The USD/JPY continued its decline on Wednesday and Thursday morning. By the middle of Thursday's London trading hours, the USD/JPY touched the 108.60 level.
The rate was expected to reach the 108.44 level, where it would meet with a couple of technical support levels.
Since April 2019, the event has caused moves from 4.7 to 12.4 pips.
On Friday, the US Retail Sales data sets will be out at 13:30 GMT. The release has caused moves from 16.2 to 25.4 pips.
Meanwhile, the week's reaction tables have been published. Take a look at the 11.11-15.11 Event Historical Reactions publication.

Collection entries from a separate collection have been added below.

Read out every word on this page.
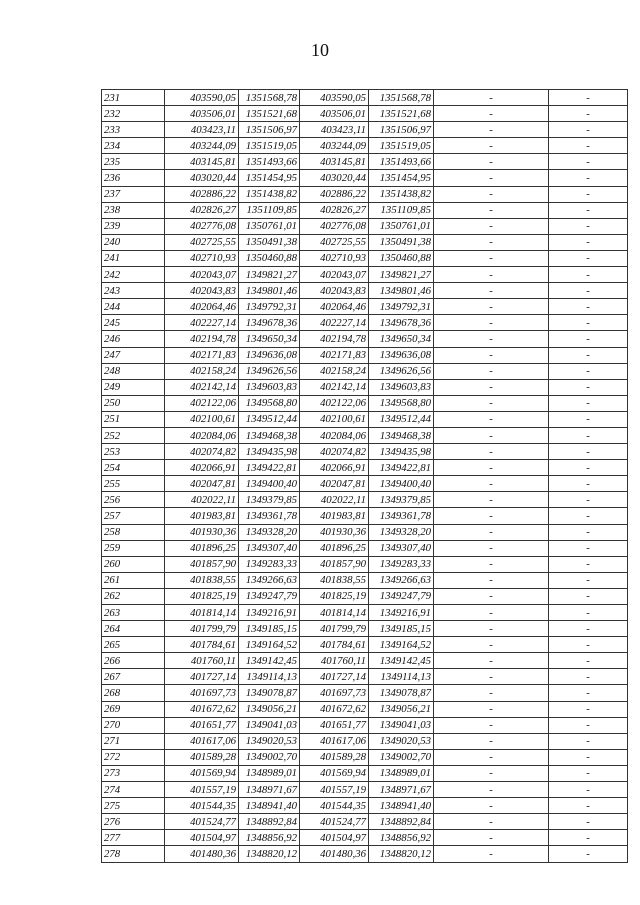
10
231	403590,05	1351568,78	403590,05	1351568,78	-	-
232	403506,01	1351521,68	403506,01	1351521,68	-	-
233	403423,11	1351506,97	403423,11	1351506,97	-	-
234	403244,09	1351519,05	403244,09	1351519,05	-	-
235	403145,81	1351493,66	403145,81	1351493,66	-	-
236	403020,44	1351454,95	403020,44	1351454,95	-	-
237	402886,22	1351438,82	402886,22	1351438,82	-	-
238	402826,27	1351109,85	402826,27	1351109,85	-	-
239	402776,08	1350761,01	402776,08	1350761,01	-	-
240	402725,55	1350491,38	402725,55	1350491,38	-	-
241	402710,93	1350460,88	402710,93	1350460,88	-	-
242	402043,07	1349821,27	402043,07	1349821,27	-	-
243	402043,83	1349801,46	402043,83	1349801,46	-	-
244	402064,46	1349792,31	402064,46	1349792,31	-	-
245	402227,14	1349678,36	402227,14	1349678,36	-	-
246	402194,78	1349650,34	402194,78	1349650,34	-	-
247	402171,83	1349636,08	402171,83	1349636,08	-	-
248	402158,24	1349626,56	402158,24	1349626,56	-	-
249	402142,14	1349603,83	402142,14	1349603,83	-	-
250	402122,06	1349568,80	402122,06	1349568,80	-	-
251	402100,61	1349512,44	402100,61	1349512,44	-	-
252	402084,06	1349468,38	402084,06	1349468,38	-	-
253	402074,82	1349435,98	402074,82	1349435,98	-	-
254	402066,91	1349422,81	402066,91	1349422,81	-	-
255	402047,81	1349400,40	402047,81	1349400,40	-	-
256	402022,11	1349379,85	402022,11	1349379,85	-	-
257	401983,81	1349361,78	401983,81	1349361,78	-	-
258	401930,36	1349328,20	401930,36	1349328,20	-	-
259	401896,25	1349307,40	401896,25	1349307,40	-	-
260	401857,90	1349283,33	401857,90	1349283,33	-	-
261	401838,55	1349266,63	401838,55	1349266,63	-	-
262	401825,19	1349247,79	401825,19	1349247,79	-	-
263	401814,14	1349216,91	401814,14	1349216,91	-	-
264	401799,79	1349185,15	401799,79	1349185,15	-	-
265	401784,61	1349164,52	401784,61	1349164,52	-	-
266	401760,11	1349142,45	401760,11	1349142,45	-	-
267	401727,14	1349114,13	401727,14	1349114,13	-	-
268	401697,73	1349078,87	401697,73	1349078,87	-	-
269	401672,62	1349056,21	401672,62	1349056,21	-	-
270	401651,77	1349041,03	401651,77	1349041,03	-	-
271	401617,06	1349020,53	401617,06	1349020,53	-	-
272	401589,28	1349002,70	401589,28	1349002,70	-	-
273	401569,94	1348989,01	401569,94	1348989,01	-	-
274	401557,19	1348971,67	401557,19	1348971,67	-	-
275	401544,35	1348941,40	401544,35	1348941,40	-	-
276	401524,77	1348892,84	401524,77	1348892,84	-	-
277	401504,97	1348856,92	401504,97	1348856,92	-	-
278	401480,36	1348820,12	401480,36	1348820,12	-	-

USD/JPY short-term daily review
On Thursday morning, the USD/JPY had no technical support as low as the 108.44 level. The rate was expected to reach that level.At that level the currency exchange rate would meet with the support of a 38.20% Fibonacci retracement level and the first support level of the simple pivot points.

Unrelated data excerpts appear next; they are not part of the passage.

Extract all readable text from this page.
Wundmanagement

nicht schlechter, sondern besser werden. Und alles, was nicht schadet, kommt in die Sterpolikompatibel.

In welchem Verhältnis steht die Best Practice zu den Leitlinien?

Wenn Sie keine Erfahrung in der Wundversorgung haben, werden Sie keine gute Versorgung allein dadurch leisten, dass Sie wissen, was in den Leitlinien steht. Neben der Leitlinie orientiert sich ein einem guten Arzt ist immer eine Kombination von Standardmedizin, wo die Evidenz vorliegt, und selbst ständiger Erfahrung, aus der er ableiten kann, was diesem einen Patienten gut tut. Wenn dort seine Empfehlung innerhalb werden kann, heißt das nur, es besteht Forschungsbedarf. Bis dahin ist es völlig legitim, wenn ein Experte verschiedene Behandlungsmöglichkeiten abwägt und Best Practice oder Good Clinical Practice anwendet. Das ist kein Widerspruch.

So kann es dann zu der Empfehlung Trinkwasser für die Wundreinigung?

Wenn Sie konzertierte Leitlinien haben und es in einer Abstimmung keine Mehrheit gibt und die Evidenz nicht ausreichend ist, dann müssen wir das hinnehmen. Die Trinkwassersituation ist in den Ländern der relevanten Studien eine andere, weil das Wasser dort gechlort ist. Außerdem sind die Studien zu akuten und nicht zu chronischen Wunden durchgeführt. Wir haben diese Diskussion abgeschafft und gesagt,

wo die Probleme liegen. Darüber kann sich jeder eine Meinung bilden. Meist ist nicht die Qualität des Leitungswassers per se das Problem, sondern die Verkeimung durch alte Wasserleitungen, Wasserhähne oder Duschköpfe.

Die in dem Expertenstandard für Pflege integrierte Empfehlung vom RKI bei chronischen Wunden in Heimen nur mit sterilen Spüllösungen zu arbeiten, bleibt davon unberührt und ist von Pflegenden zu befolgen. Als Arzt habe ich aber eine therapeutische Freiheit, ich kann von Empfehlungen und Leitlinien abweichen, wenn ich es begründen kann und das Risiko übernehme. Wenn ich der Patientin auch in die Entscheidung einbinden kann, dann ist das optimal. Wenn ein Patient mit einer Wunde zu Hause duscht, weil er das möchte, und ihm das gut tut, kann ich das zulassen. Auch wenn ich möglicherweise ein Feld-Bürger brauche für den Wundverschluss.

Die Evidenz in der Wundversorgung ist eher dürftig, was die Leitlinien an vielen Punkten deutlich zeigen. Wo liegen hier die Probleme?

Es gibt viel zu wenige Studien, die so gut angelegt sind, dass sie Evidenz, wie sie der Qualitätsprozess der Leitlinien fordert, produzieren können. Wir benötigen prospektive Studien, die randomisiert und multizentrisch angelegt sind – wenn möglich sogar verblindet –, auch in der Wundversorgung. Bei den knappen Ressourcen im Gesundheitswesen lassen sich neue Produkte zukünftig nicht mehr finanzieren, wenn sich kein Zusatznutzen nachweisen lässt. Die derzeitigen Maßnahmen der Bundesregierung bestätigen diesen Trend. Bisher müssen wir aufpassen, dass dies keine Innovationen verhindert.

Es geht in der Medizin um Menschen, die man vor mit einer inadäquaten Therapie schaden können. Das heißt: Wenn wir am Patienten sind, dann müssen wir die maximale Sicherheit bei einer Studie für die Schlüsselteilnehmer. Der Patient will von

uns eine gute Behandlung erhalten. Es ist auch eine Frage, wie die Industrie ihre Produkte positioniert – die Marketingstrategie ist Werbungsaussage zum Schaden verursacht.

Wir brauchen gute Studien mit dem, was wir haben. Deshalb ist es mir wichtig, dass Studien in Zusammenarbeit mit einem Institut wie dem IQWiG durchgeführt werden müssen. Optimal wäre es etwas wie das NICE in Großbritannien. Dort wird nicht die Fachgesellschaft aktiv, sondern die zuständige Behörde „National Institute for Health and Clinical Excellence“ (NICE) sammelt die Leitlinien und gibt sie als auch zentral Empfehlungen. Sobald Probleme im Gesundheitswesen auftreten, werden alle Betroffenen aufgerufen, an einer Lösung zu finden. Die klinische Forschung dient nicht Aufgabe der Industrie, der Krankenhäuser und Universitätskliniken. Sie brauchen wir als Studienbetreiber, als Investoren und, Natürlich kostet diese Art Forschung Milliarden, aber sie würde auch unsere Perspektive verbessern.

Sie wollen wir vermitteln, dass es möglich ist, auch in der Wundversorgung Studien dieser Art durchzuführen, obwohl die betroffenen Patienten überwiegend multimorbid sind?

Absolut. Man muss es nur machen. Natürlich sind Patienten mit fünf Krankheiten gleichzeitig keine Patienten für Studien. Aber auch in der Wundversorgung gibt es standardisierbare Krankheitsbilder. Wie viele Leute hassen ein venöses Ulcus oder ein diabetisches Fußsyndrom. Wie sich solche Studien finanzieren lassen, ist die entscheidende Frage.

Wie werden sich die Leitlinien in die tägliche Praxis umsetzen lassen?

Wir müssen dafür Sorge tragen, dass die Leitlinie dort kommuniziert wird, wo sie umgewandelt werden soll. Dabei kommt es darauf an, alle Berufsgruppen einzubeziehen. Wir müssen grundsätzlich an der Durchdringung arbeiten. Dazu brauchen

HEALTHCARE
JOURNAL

In the meantime, a channel down pattern has been spotted on the chart. In accordance with it, the rate should trade down gradually. It could reach the mentioned support levels only on Friday.
Hourly Chart
On the daily candle chart, the rate has reached the support of a dominant channel up pattern. The trend line could force the pair into a reversal and a surge, which could reach the 109.00 level.
Daily chart
On Wednesday, 56% of open USD/JPY position volume on the Swiss Foreign Exchange was in short positions.
By the middle of Thursday's trading the sentiment had declined to 54%. Some traders had closed their short positions during the recent decline.
Meanwhile, trader set up pending orders were bullish. Namely, in the 100-pip range 63% of pending orders were to buy and 37% were to sell.
Previously, the orders were 56% to buy.